Shipments to be delivered to the city last week were delayed by a winter storm that slipped through most of the US, and finally this week combined it with the city’s regular weekly vaccine allocation in Gotham.
During the city hall press briefing, de Blasio said, “We had a tough week last week due to the storm, but the vaccine supply was delayed, but now a lot has happened.” “We are going to blitz this week. This is going to be a very intense week. “
The city has been making overnight changes at vaccination sites at the Brooklyn Army Terminal, Bathgate Industrial Park in the Bronx, and Citi Field in Queens.
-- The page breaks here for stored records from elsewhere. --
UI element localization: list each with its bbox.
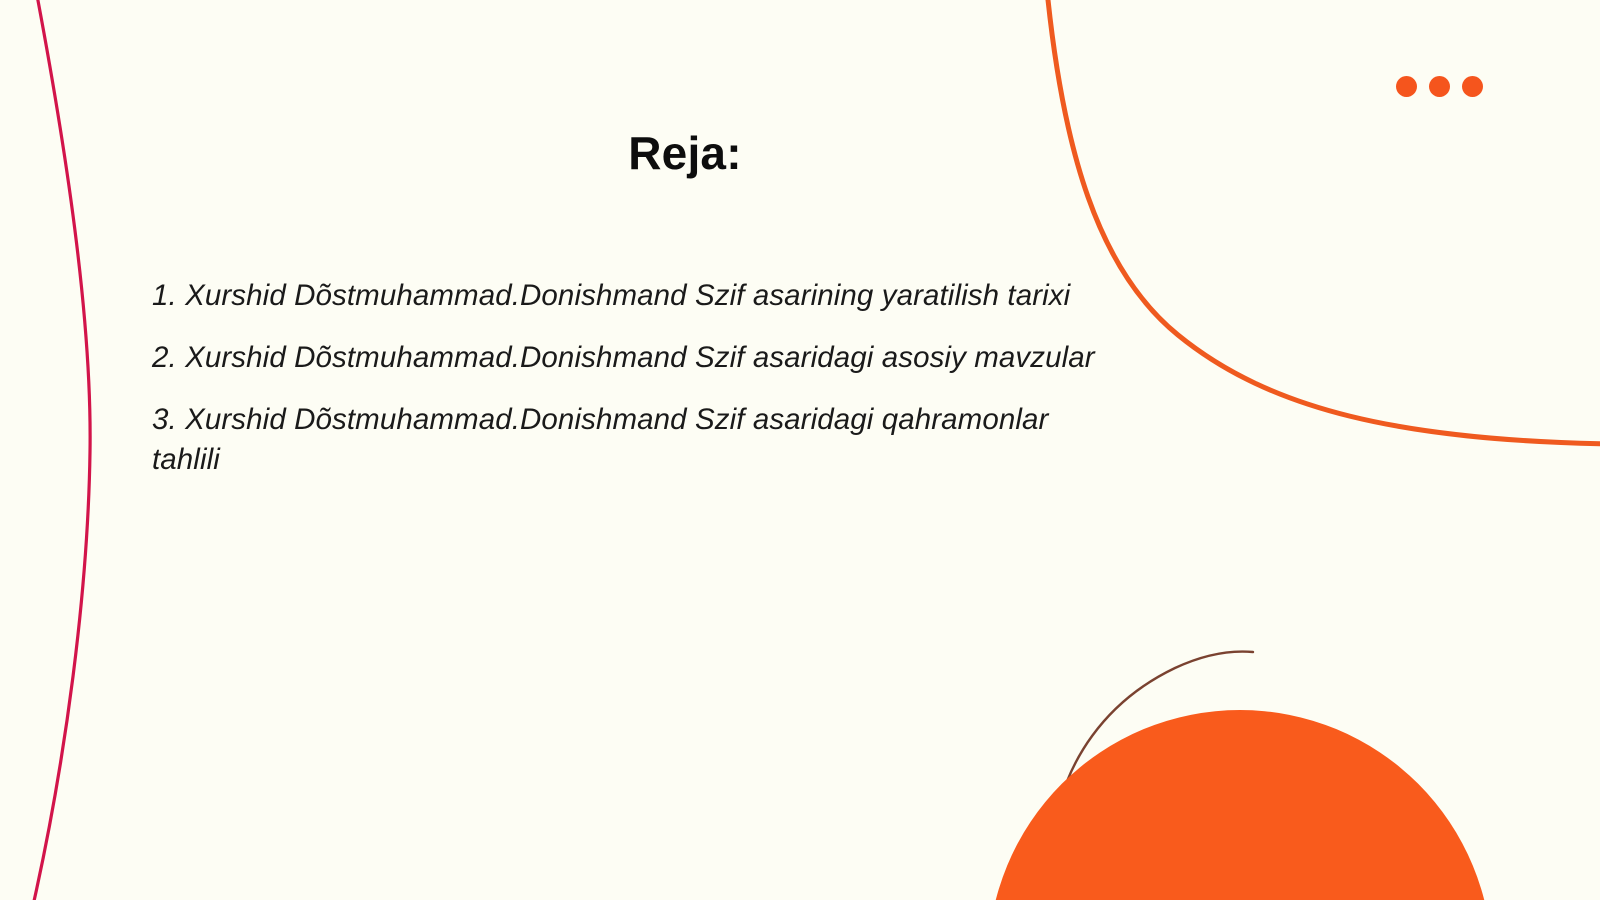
dot-icon-3 — [1462, 76, 1483, 97]
three-dots-accent — [1396, 76, 1483, 97]
plan-list: 1. Xurshid Dõstmuhammad.Donishmand Szif … — [152, 276, 1112, 479]
slide-canvas: Reja: 1. Xurshid Dõstmuhammad.Donishmand… — [0, 0, 1600, 900]
plan-item-1: 1. Xurshid Dõstmuhammad.Donishmand Szif … — [152, 276, 1112, 315]
brown-thin-arc-bottom-right — [1053, 652, 1253, 838]
page-title: Reja: — [0, 128, 1370, 179]
plan-item-2: 2. Xurshid Dõstmuhammad.Donishmand Szif … — [152, 338, 1112, 377]
plan-item-3: 3. Xurshid Dõstmuhammad.Donishmand Szif … — [152, 400, 1112, 478]
dot-icon-1 — [1396, 76, 1417, 97]
orange-filled-circle-bottom-right — [988, 710, 1492, 900]
orange-circle-outline-top-right — [1046, 0, 1600, 444]
dot-icon-2 — [1429, 76, 1450, 97]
Additionally, de Blasio said, “We are doubling the number of appointments at some key sites in communities where we are focused on fighting inequality.”
Those sites include Teacher Preparation High School in Brooklyn and Martin Van Buren High School in Queens.
New vaccine pop-up sites will also take place this week at the First Corinthian Baptist Church in East Harlem and another in the Mill Basin, Brooklyn, De Blasio said.
As of Thursday morning, the Big Apple had about 189,600 first dose shots and about 237,500 second dose shots, according to city data.
More than 1.6 million shots of the vaccine have been administered in New York City since vaccination efforts began in mid-December.
The mayor also announced on Thursday that the city set up 10 pop-up vaccine clinics in churches from other faith-based organizations in the city. Al Sharpton has partnered with National Action Network Non-Profit and Healthy Life.
“People listen to the leaders of their faith,” De Blasio said. “So we’re going to bring more and more of the faith communities in the process as we move forward.”
Sharpton virtually attended the briefing from Harlem Hospital where he stated that he had just been given a coronovirus vaccine.
“We should ask science to follow and do that,” Sharpton said, “I’m saying here ‘I can’t take a shot.’
When de Blasio was asked why he got upset, Sharpton replied, “I personally took the shot because I feel two things: One, that you have to make sure that your loved one and your surroundings are there.” People nearby are not putting themselves at risk. Being around you, you play some game of Russian Roulette … it’s not fair to your loved ones. “
“The other thing, is that I wanted to set an example,” Sharpton said. “I didn’t want to ask people to do something I wasn’t doing myself.”